By Mark A. Taylor
The September 20 issue of The Wall Street Journal quoted from a 12,000-word interview Pope Francis had given to the Italian Jesuit journal Civiltá Cattolica. “We cannot insist only on issues related to abortion, gay marriage, and the use of contraceptive methods,” he said. While affirming that the teachings of the church are clear about these matters, he added, “It is not necessary to talk about these issues all the time. We have to find a new balance; otherwise even the moral edifice of the church is likely to fall like a house of cards.”
While many Evangelicals would agree that the church’s message must be broader than sexual prohibitions, it appears that another “house of cards,” religious liberty in the U.S., has already started to collapse.
Mollie Ziegler Hemingway, also in the September 20 Journal, chronicled a spate of new actions against small business owners because they refused to violate their conscience by offering their services to gay wedding celebrations. Examples included a florist in Richland, Washington, a bakery in Gresham, Oregon, and a photographer in New Mexico. Meanwhile a host of civic officials have resigned their posts rather than process documents for same-sex weddings. Hemingway mentioned county recorders, magistrates, and judges in Iowa; justices of the peace in Massachusetts; and town clerks in New York. Many of these were told “refusing to perform services for same-sex couples will result in criminal prosecutions for misdemeanors or other sanctions.” And so, because of their deeply held religious beliefs about marriage, these civil servants just quit.
Most chilling in her column was the quote Hemingway included from legal scholar and gay-rights activist Chai Feldblum. In 2006, long before President Obama appointed him to the Equal Employment Opportunity Commission, Feldblum said this:
There can be a conflict between religious liberty and sexual liberty, but in almost all cases the sexual liberty should win because that’s the only way the dignity of gay people can be affirmed in any realistic manner.
But Christians follow the One who always affirmed the dignity of even the vilest sinner before him. It’s a tragedy when homosexuals don’t feel that respect from Christians today. And now we have an even more complicated problem: How do we demonstrate the love of Jesus while also resisting the destruction of our country’s religious liberty?

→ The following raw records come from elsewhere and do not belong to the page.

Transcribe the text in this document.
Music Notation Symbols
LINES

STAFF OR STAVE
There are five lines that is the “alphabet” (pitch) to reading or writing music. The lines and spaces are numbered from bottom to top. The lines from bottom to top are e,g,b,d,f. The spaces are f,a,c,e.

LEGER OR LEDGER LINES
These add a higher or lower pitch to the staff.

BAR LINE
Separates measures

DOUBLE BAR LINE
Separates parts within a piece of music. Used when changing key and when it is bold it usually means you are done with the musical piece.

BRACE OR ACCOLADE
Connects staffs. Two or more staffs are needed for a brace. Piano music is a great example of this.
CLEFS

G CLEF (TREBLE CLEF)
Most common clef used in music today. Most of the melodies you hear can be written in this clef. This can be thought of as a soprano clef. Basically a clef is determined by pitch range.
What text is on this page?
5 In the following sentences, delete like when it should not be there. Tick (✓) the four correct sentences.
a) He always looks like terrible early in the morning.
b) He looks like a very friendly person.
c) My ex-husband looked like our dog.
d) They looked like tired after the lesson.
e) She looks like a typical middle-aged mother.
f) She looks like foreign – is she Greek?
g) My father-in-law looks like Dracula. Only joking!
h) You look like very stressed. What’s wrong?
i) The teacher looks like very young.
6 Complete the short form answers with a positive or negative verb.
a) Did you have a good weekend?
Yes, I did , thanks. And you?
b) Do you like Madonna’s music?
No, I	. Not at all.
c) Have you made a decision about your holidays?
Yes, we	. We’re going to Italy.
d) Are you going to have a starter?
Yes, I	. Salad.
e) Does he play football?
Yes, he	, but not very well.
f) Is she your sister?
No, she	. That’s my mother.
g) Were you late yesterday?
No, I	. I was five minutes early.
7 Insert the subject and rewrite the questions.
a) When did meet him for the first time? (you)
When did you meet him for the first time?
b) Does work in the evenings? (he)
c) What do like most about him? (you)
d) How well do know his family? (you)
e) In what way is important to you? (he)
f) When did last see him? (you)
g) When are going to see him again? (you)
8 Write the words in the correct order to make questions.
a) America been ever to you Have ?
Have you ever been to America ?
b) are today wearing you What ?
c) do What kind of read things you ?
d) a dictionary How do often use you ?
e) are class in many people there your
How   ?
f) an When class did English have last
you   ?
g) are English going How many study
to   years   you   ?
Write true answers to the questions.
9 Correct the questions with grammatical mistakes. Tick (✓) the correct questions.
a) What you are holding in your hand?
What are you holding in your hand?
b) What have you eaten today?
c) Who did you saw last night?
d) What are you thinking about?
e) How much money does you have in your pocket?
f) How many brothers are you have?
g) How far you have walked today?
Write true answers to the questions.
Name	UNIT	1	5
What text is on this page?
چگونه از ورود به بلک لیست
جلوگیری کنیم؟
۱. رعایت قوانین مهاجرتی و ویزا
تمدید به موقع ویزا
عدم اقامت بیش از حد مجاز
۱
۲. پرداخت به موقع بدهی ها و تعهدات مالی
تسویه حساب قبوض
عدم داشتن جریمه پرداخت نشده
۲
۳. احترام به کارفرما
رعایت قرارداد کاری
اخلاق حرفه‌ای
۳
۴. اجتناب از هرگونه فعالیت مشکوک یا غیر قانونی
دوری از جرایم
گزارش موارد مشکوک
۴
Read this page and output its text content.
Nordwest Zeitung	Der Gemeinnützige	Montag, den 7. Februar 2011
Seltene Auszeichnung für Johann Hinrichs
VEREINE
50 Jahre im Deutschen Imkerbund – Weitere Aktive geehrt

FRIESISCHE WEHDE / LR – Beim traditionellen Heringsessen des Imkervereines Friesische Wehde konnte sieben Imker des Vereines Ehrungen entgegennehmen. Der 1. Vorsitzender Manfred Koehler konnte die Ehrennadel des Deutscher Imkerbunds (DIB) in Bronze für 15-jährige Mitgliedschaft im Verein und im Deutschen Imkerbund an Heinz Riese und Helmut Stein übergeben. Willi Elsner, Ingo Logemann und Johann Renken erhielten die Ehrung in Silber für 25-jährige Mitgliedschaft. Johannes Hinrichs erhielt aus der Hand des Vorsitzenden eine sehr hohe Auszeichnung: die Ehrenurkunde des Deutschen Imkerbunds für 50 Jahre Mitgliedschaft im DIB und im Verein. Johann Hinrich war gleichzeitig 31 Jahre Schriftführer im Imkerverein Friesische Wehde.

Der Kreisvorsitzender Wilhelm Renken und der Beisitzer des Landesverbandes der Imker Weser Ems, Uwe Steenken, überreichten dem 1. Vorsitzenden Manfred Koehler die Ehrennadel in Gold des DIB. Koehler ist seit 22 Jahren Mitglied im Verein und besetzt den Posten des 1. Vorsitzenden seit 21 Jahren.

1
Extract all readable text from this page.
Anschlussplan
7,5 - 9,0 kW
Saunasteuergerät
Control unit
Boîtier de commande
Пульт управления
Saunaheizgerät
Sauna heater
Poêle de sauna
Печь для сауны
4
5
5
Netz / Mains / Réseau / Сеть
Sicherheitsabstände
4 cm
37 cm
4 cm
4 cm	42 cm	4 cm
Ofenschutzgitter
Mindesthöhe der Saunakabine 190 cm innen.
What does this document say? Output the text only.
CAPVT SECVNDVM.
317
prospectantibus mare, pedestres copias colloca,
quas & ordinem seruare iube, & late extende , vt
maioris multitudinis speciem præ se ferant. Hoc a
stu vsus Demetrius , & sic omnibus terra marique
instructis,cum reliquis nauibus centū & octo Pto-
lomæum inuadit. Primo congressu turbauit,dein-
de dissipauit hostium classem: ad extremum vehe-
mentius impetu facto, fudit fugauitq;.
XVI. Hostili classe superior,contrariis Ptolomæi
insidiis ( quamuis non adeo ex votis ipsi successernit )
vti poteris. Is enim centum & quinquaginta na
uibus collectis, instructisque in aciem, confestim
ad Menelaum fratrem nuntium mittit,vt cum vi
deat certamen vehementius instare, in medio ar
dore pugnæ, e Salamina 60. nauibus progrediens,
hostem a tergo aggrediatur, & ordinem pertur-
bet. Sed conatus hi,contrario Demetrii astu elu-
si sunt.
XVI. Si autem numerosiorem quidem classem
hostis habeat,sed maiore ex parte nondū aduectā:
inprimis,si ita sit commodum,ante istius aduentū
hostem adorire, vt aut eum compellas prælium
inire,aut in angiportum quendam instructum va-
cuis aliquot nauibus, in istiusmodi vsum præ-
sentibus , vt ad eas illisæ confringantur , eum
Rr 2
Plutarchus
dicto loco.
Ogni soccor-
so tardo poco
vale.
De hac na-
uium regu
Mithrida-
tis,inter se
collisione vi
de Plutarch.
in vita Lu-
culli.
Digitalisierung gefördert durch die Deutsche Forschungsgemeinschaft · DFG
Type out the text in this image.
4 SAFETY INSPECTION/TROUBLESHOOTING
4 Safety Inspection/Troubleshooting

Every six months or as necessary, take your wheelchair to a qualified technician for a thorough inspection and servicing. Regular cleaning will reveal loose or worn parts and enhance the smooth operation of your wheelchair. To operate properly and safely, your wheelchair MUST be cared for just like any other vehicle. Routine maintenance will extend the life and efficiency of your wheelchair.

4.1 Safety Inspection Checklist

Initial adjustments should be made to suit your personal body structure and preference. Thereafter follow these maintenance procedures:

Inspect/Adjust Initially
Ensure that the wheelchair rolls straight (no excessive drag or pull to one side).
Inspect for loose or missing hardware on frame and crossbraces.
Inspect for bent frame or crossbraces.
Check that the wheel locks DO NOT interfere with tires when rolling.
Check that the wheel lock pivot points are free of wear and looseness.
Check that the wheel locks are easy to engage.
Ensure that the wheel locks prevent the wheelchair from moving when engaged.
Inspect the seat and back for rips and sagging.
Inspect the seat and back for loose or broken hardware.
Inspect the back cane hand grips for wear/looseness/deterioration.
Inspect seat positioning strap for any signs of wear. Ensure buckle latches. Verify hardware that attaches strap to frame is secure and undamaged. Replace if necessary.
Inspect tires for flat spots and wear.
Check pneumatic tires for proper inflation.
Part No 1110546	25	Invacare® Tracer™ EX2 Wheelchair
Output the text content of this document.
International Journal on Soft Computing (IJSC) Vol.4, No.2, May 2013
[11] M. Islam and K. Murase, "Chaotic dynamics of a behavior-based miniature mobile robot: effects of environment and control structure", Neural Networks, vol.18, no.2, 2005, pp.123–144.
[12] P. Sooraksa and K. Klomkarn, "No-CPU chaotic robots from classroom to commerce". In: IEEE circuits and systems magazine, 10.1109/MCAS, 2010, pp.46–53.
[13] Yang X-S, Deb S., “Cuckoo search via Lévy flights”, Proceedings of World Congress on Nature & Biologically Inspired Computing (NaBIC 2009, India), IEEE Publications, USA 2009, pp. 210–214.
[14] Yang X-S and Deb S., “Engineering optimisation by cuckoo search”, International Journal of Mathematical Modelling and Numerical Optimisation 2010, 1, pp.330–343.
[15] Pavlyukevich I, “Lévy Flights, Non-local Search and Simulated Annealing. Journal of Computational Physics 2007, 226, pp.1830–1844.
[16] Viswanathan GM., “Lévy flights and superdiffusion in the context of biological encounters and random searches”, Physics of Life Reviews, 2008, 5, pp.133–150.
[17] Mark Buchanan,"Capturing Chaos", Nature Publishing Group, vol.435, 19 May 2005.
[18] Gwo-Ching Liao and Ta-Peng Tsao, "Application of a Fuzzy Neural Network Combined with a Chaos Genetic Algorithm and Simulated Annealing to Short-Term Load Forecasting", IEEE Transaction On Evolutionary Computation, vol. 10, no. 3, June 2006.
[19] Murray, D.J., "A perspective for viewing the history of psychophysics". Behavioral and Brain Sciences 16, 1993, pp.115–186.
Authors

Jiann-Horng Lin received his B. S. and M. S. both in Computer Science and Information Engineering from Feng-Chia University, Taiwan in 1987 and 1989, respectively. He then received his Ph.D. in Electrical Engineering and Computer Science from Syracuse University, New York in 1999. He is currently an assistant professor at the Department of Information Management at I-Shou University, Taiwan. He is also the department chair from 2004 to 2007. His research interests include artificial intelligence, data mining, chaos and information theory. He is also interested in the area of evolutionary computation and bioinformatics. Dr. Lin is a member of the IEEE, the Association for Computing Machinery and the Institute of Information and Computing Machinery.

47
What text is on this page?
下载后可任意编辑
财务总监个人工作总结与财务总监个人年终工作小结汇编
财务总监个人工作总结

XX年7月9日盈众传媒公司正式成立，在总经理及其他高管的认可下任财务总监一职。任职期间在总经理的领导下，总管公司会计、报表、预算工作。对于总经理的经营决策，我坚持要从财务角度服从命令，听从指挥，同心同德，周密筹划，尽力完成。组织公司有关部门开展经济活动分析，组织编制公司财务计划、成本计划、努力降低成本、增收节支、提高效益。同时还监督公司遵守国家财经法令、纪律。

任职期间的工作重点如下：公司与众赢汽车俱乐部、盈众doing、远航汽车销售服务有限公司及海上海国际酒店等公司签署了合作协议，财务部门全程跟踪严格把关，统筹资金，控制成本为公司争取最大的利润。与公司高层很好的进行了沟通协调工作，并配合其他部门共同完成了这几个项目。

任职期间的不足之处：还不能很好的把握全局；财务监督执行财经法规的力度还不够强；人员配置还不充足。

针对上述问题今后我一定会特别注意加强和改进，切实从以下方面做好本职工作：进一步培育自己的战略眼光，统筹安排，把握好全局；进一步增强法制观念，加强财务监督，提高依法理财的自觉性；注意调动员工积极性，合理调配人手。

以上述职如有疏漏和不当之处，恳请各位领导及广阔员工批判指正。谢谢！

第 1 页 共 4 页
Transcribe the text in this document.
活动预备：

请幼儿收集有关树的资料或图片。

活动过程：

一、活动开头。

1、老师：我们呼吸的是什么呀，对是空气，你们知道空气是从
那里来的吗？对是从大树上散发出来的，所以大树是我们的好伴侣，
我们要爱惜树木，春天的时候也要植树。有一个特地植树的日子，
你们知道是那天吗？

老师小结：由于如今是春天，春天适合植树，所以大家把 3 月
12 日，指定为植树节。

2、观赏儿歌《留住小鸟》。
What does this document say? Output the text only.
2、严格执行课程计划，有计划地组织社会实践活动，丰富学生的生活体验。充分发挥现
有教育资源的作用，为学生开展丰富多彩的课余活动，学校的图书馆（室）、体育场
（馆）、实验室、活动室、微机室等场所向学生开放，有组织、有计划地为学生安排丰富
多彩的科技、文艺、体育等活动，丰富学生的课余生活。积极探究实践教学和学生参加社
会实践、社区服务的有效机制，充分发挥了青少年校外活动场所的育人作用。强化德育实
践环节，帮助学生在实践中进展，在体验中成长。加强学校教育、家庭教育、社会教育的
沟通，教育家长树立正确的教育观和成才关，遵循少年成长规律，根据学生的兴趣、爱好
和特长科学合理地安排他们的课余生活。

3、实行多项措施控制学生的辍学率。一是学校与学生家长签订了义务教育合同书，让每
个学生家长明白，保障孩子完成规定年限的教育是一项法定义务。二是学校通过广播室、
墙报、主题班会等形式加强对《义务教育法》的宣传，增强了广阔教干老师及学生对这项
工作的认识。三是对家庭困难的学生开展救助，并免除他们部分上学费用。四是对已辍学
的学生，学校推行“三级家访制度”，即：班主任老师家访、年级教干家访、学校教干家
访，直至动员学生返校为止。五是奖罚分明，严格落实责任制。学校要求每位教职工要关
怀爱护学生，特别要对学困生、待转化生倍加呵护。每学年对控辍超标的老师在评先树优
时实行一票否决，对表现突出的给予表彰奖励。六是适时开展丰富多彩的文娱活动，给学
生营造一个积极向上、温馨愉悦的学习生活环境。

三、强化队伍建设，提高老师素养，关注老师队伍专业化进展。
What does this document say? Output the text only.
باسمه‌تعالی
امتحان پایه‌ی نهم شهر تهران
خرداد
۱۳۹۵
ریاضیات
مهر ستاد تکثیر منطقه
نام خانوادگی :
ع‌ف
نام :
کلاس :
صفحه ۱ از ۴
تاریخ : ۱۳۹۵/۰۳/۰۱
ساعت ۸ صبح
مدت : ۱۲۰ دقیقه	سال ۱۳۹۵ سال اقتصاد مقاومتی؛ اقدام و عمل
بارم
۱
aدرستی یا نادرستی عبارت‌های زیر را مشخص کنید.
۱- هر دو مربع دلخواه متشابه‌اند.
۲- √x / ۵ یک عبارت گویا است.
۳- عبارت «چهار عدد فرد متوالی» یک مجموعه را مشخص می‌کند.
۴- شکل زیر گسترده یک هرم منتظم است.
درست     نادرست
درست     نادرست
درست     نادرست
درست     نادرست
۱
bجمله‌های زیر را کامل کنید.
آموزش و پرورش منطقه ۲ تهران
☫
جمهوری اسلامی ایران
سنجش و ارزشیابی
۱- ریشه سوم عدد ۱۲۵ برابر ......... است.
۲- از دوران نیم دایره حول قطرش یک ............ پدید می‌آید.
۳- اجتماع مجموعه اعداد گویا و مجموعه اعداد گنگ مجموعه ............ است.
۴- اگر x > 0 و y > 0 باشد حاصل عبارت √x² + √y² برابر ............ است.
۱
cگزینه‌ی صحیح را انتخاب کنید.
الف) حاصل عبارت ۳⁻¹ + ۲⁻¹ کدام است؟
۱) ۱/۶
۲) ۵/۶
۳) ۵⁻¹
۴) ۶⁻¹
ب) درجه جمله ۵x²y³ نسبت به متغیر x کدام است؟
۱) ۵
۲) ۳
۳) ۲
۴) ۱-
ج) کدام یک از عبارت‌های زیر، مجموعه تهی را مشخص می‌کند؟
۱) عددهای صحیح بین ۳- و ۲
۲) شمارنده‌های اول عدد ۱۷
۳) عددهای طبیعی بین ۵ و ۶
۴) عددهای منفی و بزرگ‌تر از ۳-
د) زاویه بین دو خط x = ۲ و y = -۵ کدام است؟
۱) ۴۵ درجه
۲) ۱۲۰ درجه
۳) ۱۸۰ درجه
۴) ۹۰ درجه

We may feel the only way to do one is to ignore the other. But love does not force us to deny what we believe to be true, that the Scripture forbids same-sex practice. (The pope, by the way, has not denied that he believes this too.) We may encourage the church to be a place where homosexuals find a listening ear instead of a condemning stare. But this needn’t force us to seal our lips.
“Go and sin no more,” Jesus told the condemned adulteress, setting the stage for the goal his apostle would later set: “Speaking the truth in love.” It’s a difficult standard and a tricky balance, but never more needed as we navigate the waters of today’s emotional debates about gay lifestyles and gay rights.